The scale reconfirms Jewish law: I can live without it (the scale insists for longer than one measly week). The rolls forming on my gut reconfirm that Jewish law and scale are correct (when did this happen?) But the bread, ah the bread, in all its glorious forms is insurmountable torture to go without. There are warm bagels sprinkled with toasted sesame seeds and spread with generous seas of creamy cream cheese or ciabata bread, with its extra chewy crunch on the outside, torn open to reveal those craters of dough forming planet-like surfaces which beckon wild blueberry jam to get trapped and devoured in. And of course, let’s not forget the French epi loaf with thorns of golden crunch running up and down the captivating baguette like an edible spine. I am shameless with this loaf, leaving intellect behind, notions of carbs and calories and such; I just tear at these spines, ripping whole chunks of epi off their vine and devour them warm and whole, slathering the occasional hunk of butter or brie, if I have self-control or time or either. These are breads I can’t live without.
So, yes, the idea of a boxed cracker called matzo…well, pales in comparison. Don’t get me wrong. I look forward to the initial matzo meeting. There is nothing quite like a whole piece of matzo slathered with butter and a toxic sprinkling of salt. This is how my father taught me to eat matzo and almost anything else: butter and a toxic sprinkling of salt. Butter and salt is how the purists do it, the Israelis, or sabras: the real matzo men (and women). Other ways seem pointless after that. And I’ve tried: egg salad, peanut butter, chopped chicken liver. Some work. Some scream out for the real yeast deal.
I admit then that that first, second, even third piece of matzo was delightful, delicious, a real embracing of my Jewish roots and a straight shot back to my childhood, where, finding matzo in the Latin Catholic country of Venezuela was a feat in itself. But then pieces got stuck in my teeth. And I had to pick them out. And I felt I had eaten cement. Lots and lots of cement with butter. And horribly so, the charoset, that lovely Passover delicacy of dates, figs, apples, nuts and wine, ran out. That stuff does wonders to a piece of matzo. Right up there with the butter. But when I went dry on that, the matzo went awfully dry.

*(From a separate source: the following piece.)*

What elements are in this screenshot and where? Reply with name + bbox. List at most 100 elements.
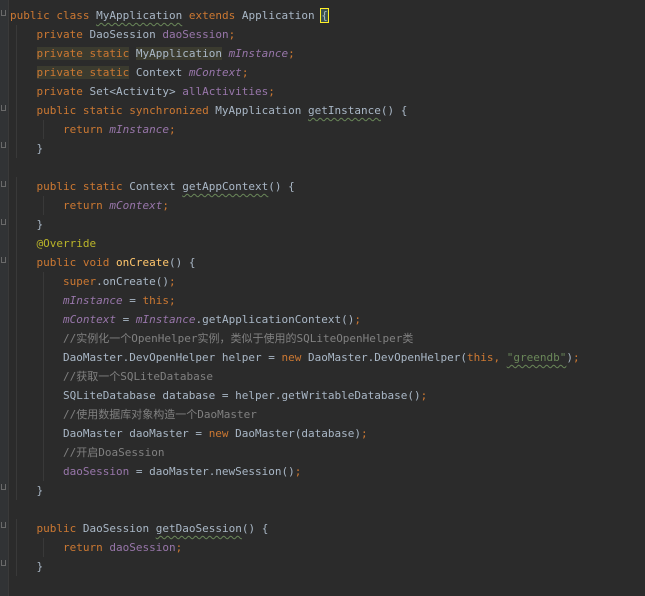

So somehow I found myself traveling to every bakery for every other possible thing one would get at a bakery: truffle mousse at Le Croissant Time, fresh pasta at Doris (strategically placed by their bakery), hazelnut coffee at the bagel shop. I knew this would not end well for me. I understood it was not fair to me. I have no self-control when it comes to food. None. Zero. It is not in my DNA like food and all things food is. Guilt riddles me somewhat, but then that wafting of warm dough sings and dances in my nostrils and I inevitably cave, like I did this Passover, like I did last.
I don’t go crazy on the bread: a fugitive sandwich in a darkened room, a warm bagel incognito in the car on the run. Abstract places for abstract delights. There is no outright celebration of all things yeast, but still, I can’t bear to turn them away, not even for the week. I hope to not have let anyone down: my rabbi, God, my scale. And so I keep the matzo box nearby, just so. And the butter is always soft.
matzo with butter
1 piece of matzo
tons of butter
toxic sprinkling of sea salt
slather butter and salt on matzo. enjoy.